Reinforcement Learning in Factored MDPs: Oracle-Efficient Algorithms and Tighter Regret Bounds for the Non-Episodic Setting
This work addresses the problem of efficient reinforcement learning in complex factored environments for researchers and practitioners, offering incremental improvements with tighter theoretical bounds and practical algorithms.
The paper tackles reinforcement learning in non-episodic factored Markov decision processes (FMDPs) by proposing two near-optimal, oracle-efficient algorithms with Bayesian and frequentist regret bounds, and introduces a tighter connectivity measure called factored span to improve lower bounds, showing performance gains in computer network simulations.

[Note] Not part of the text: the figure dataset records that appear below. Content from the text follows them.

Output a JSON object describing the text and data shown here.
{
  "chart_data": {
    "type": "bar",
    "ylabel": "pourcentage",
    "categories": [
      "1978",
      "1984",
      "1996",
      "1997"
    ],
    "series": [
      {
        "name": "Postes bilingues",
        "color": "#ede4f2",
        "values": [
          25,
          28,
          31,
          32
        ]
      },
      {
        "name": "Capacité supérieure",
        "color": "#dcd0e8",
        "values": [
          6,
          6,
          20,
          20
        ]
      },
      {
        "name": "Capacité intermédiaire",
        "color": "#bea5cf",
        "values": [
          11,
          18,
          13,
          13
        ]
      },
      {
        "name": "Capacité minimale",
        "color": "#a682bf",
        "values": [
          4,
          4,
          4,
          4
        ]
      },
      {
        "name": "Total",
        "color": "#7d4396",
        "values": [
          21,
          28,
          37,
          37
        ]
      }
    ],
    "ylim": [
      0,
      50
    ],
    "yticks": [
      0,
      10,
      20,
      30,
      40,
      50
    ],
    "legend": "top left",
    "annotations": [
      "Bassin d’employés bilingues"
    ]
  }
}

We study reinforcement learning in non-episodic factored Markov decision processes (FMDPs). We propose two near-optimal and oracle-efficient algorithms for FMDPs. Assuming oracle access to an FMDP planner, they enjoy a Bayesian and a frequentist regret bound respectively, both of which reduce to the near-optimal bound $\widetilde{O}(DS\sqrt{AT})$ for standard non-factored MDPs. We propose a tighter connectivity measure, factored span, for FMDPs and prove a lower bound that depends on the factored span rather than the diameter $D$. In order to decrease the gap between lower and upper bounds, we propose an adaptation of the REGAL.C algorithm whose regret bound depends on the factored span. Our oracle-efficient algorithms outperform previously proposed near-optimal algorithms on computer network administration simulations.